Les GAFA se vantent alors souvent d’un niveau ultra sécurisé des données utilisateurs, surtout lorsqu’elles touchent directement l’intimité des personnes et leur vie privée. D’autres données, peut-être moins sensibles, mais personnelles quand même, semblent pourtant faire figure de monnaie d’échange et transitent entre différents services, et ce de manière pas toujours très régulière.
Quand Facebook méconnait le consentement et le droit d’opposition
Le réseau social Facebook est un des plus importants du monde avec pas moins d’1,37 milliard d’utilisateurs par jour. Le fait qu’une société soit à ce point ancrée dans notre société est souvent un gage de qualité et de confiance dans l’esprit des consommateurs, et pourtant la CNIL ne cesse d’interpeler cette multinationale pour non respect des ses obligations en matière de données personnelles. Parmi les exemples les plus probants, on peut citer la mise en demeure de la CNIL en date du 09 février 2016. La Commission avait constaté une collecte non loyales des données de navigation des internautes ne disposant pas de comptes Facebook.
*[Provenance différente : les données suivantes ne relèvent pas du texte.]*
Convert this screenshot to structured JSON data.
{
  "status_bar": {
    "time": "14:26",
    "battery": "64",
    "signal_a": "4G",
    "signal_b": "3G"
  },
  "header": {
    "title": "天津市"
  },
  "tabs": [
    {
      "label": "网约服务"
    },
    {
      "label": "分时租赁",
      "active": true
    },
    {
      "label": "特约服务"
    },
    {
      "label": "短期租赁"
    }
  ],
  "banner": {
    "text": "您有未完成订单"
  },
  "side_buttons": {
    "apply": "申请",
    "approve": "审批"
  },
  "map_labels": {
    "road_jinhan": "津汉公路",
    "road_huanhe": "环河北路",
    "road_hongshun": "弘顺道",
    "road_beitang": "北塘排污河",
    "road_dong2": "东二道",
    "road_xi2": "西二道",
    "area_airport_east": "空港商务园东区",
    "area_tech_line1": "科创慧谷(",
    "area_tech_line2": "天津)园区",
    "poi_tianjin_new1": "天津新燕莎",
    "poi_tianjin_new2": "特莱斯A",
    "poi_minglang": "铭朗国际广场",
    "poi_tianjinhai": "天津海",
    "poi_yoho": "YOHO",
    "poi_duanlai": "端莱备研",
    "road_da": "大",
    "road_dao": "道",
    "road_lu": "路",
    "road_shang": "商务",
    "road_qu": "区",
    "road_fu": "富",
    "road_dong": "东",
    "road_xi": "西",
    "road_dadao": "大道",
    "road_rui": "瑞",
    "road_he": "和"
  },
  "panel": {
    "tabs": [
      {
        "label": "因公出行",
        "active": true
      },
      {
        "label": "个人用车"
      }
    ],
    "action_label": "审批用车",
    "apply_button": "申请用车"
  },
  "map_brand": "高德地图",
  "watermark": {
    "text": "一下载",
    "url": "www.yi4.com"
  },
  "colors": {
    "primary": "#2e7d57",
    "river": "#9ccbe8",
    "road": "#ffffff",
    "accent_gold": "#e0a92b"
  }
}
Ils étaient suivis à leur insu, via des cookies déposés sur leurs terminaux. Cette manoeuvre permet de pister les pages web visitées qui contiennent des notifications Facebook comme le bouton « J’aime » ou « se connecter ». Facebook a pu récolter des données sur les opinions politiques, religieuses et les orientations sexuelles des personnes sans leur consentement. Ainsi Facebook violait allègrement le consentement des personnes assuré par l’article 8 de la loi de 1978 et l’article 8 de la directive européenne de 1995, mais également leur droit à l’information concernant l’identité du responsable de traitement et sa finalité (article 32 loi 1978).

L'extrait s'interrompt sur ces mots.